As dissection avoids the comminuted zone, bone clamps can safely be applied to the main fragments avoiding the fracture zone. Manual traction is then applied. Use the plate as a template for reduction while alternately applying traction and clamping, until reduction has been achieved.
At that time, fine tuning of the reduction can still be achieved. Once reduction is completely satisfactory (clinically and radiographically), a second screw is inserted into each main fragment.
The forceps can now be removed.
A single tube external fixation may be sufficient to achieve distraction of the straight ulnar bone. Alternatively, a small distractor can be used.
Insert one 3 or 4 mm threaded pins into the ulnar ridge of each main fragment, in the same plane, and connect them with a single bar (preferably radiolucent). Make sure to place them so that they will not compromise later plate placement.
Distract the main fragments and when correct length and rotation have been restored, tighten the clamps.
At that time, fine tuning of the reduction can still be achieved.

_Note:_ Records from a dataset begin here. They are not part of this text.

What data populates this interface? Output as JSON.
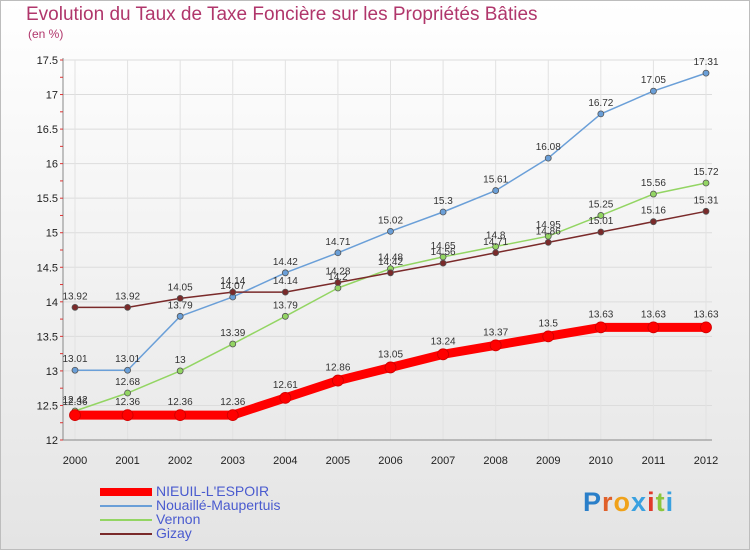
{
  "title": "Evolution du Taux de Taxe Foncière sur les Propriétés Bâties",
  "subtitle": "(en %)",
  "logo": {
    "text": "Proxiti",
    "letters": [
      {
        "ch": "P",
        "color": "#2a7fc9"
      },
      {
        "ch": "r",
        "color": "#e0602a"
      },
      {
        "ch": "o",
        "color": "#f0a21a"
      },
      {
        "ch": "x",
        "color": "#3aa1e0"
      },
      {
        "ch": "i",
        "color": "#e0392a"
      },
      {
        "ch": "t",
        "color": "#8cc63e"
      },
      {
        "ch": "i",
        "color": "#3aa1e0"
      }
    ]
  },
  "chart_data": {
    "type": "line",
    "x": [
      2000,
      2001,
      2002,
      2003,
      2004,
      2005,
      2006,
      2007,
      2008,
      2009,
      2010,
      2011,
      2012
    ],
    "ylim": [
      12,
      17.5
    ],
    "yticks": [
      12,
      12.5,
      13,
      13.5,
      14,
      14.5,
      15,
      15.5,
      16,
      16.5,
      17,
      17.5
    ],
    "grid": true,
    "legend_position": "bottom-left",
    "series": [
      {
        "name": "Nouaillé-Maupertuis",
        "color": "#6a9fd8",
        "values": [
          13.01,
          13.01,
          13.79,
          14.07,
          14.42,
          14.71,
          15.02,
          15.3,
          15.61,
          16.08,
          16.72,
          17.05,
          17.31
        ]
      },
      {
        "name": "Vernon",
        "color": "#93d563",
        "values": [
          12.42,
          12.68,
          13,
          13.39,
          13.79,
          14.2,
          14.48,
          14.65,
          14.8,
          14.95,
          15.25,
          15.56,
          15.72
        ]
      },
      {
        "name": "Gizay",
        "color": "#7a2a2a",
        "values": [
          13.92,
          13.92,
          14.05,
          14.14,
          14.14,
          14.28,
          14.42,
          14.56,
          14.71,
          14.86,
          15.01,
          15.16,
          15.31
        ]
      },
      {
        "name": "NIEUIL-L'ESPOIR",
        "color": "#ff0000",
        "values": [
          12.36,
          12.36,
          12.36,
          12.36,
          12.61,
          12.86,
          13.05,
          13.24,
          13.37,
          13.5,
          13.63,
          13.63,
          13.63
        ]
      }
    ]
  }
}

Once reduction is completely satisfactory (clinically and radiographically), a second screw is inserted into one main fragment, the fixator bar is loosened and a second screw is inserted into the other main fragment.

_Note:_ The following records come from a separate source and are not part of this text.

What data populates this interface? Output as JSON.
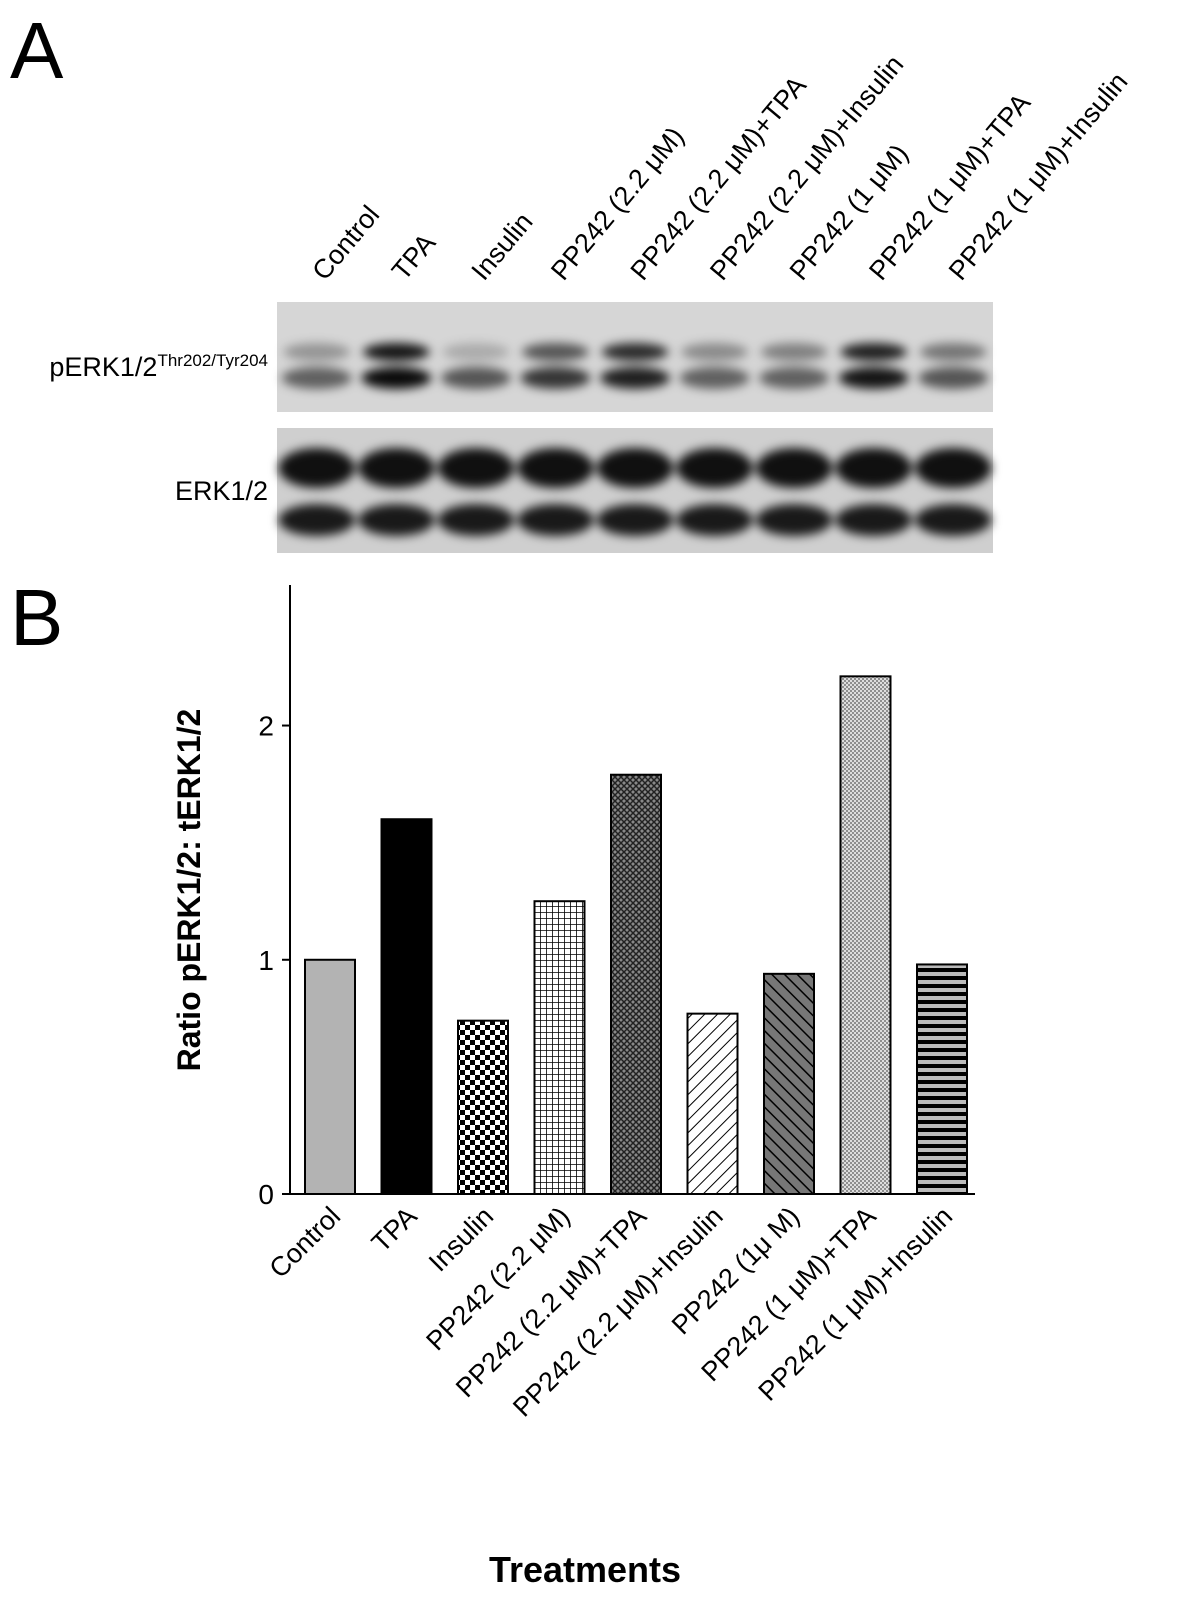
{
  "figure": {
    "panels": [
      "A",
      "B"
    ],
    "blot": {
      "lanes": [
        "Control",
        "TPA",
        "Insulin",
        "PP242 (2.2 μM)",
        "PP242 (2.2 μM)+TPA",
        "PP242 (2.2 μM)+Insulin",
        "PP242 (1 μM)",
        "PP242 (1 μM)+TPA",
        "PP242 (1 μM)+Insulin"
      ],
      "rows": [
        {
          "label": "pERK1/2",
          "superscript": "Thr202/Tyr204"
        },
        {
          "label": "ERK1/2"
        }
      ]
    }
  },
  "chart_data": {
    "type": "bar",
    "ylabel": "Ratio pERK1/2: tERK1/2",
    "xlabel": "Treatments",
    "categories": [
      "Control",
      "TPA",
      "Insulin",
      "PP242 (2.2 μM)",
      "PP242 (2.2 μM)+TPA",
      "PP242 (2.2 μM)+Insulin",
      "PP242 (1μ M)",
      "PP242 (1 μM)+TPA",
      "PP242 (1 μM)+Insulin"
    ],
    "values": [
      1.0,
      1.6,
      0.74,
      1.25,
      1.79,
      0.77,
      0.94,
      2.21,
      0.98
    ],
    "colors": [
      "#b3b3b3",
      "#000000",
      "#ffffff",
      "#ffffff",
      "#ffffff",
      "#ffffff",
      "#ffffff",
      "#ffffff",
      "#ffffff"
    ],
    "patterns": [
      "solid",
      "solid",
      "checker",
      "grid",
      "crosshatch",
      "diagonal",
      "diagonal-dark",
      "dots",
      "horizontal-stripes"
    ],
    "ylim": [
      0,
      2.6
    ],
    "yticks": [
      0,
      1,
      2
    ]
  }
}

The threaded pins are now removed.
Attach the plate to one main fracture fragment with either two screws or one screw plus a bone forceps. Insert an independent screw into the other main fragment a short distance (1.5 – 2 cm) beyond the end of the plate.
A loosely applied bone forceps maintains the alignment of the plate and the mobile main fragment.

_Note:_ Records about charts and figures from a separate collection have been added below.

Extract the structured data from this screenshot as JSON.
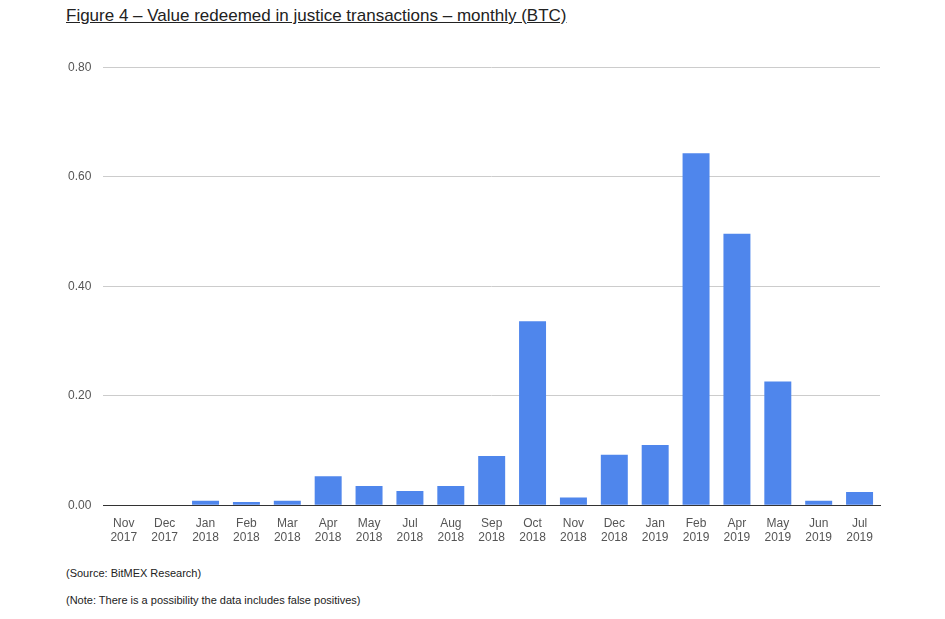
{
  "chart_data": {
    "type": "bar",
    "title": "Figure 4 – Value redeemed in justice transactions – monthly (BTC)",
    "categories": [
      "Nov 2017",
      "Dec 2017",
      "Jan 2018",
      "Feb 2018",
      "Mar 2018",
      "Apr 2018",
      "May 2018",
      "Jul 2018",
      "Aug 2018",
      "Sep 2018",
      "Oct 2018",
      "Nov 2018",
      "Dec 2018",
      "Jan 2019",
      "Feb 2019",
      "Apr 2019",
      "May 2019",
      "Jun 2019",
      "Jul 2019"
    ],
    "values": [
      0,
      0,
      0.008,
      0.006,
      0.008,
      0.053,
      0.035,
      0.026,
      0.035,
      0.09,
      0.336,
      0.014,
      0.092,
      0.11,
      0.643,
      0.496,
      0.226,
      0.008,
      0.024
    ],
    "color": "#4f86ec",
    "ylim": [
      0,
      0.8
    ],
    "yticks": [
      {
        "value": 0,
        "label": "0.00"
      },
      {
        "value": 0.2,
        "label": "0.20"
      },
      {
        "value": 0.4,
        "label": "0.40"
      },
      {
        "value": 0.6,
        "label": "0.60"
      },
      {
        "value": 0.8,
        "label": "0.80"
      }
    ],
    "grid": true,
    "annotations": [
      "(Source: BitMEX Research)",
      "(Note: There is a possibility the data includes false positives)"
    ]
  }
}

Check that rotational alignment is correct.
A second, loosely applied forceps may augment the maintenance of plate/fragment alignment.
Use a laminar spreader between the independent screw and the end of the plate in order to distract the fracture, restoring length and axial alignment. The articulated tension device in distraction mode is an alternative to the laminar spreader.
One of the forceps is removed and the reduction is fine tuned as necessary. Once the reduction is completely satisfactory (clinically and radiographically), a second screw is added through the plate into the same main fragment. The laminar spreader, the remaining forceps and the independent screw can now be removed.
Before finally committing to a definitive fixation make the following checks:
Check the completed osteosynthesis by image intensification. Make sure that the plates are at proper locations, the screws are of appropriate length and a desired reduction was achieved.
Again, check the range of motion in all directions. Because of the difficulty of perfect anatomical restoration of these complex fractures, it is advisable to check the congruity of the DRUJ radiographically by comparing it to the preoperative x-ray of the contralateral side. If residual displacement is revealed, the difficult decision then has to be made whether to attempt to revise the reductions and fixations, or to accept some residual DRUJ displacement.
Before starting the operation the uninjured side should be tested as a reference for the injured side.
After fixation, the distal radioulnar joint should be assessed for forearm rotation, as well as for stability. The forearm should be rotated completely to make certain there is no anatomical block.
The elbow is flexed 90° on the arm table and displacement in dorsal palmar direction is tested in a neutral rotation of the forearm with the wrist in neutral position.
This is repeated with the wrist in radial deviation, which stabilizes the DRUJ, if the ulnar collateral complex (TFCC) is not disrupted.
This is repeated with the wrist in full supination and full pronation.
In order to test the stability of the distal radioulnar joint, the ulna is compressed against the radius...
...while the forearm is passively put through full supination...
...and pronation.
If there is a palpable “clunk”, then instability of the distal radioulnar joint should be considered. This would be an indication for internal fixation of an ulnar styloid fracture at its base. If the fracture is at the tip of the ulnar styloid consider TFCC stabilization.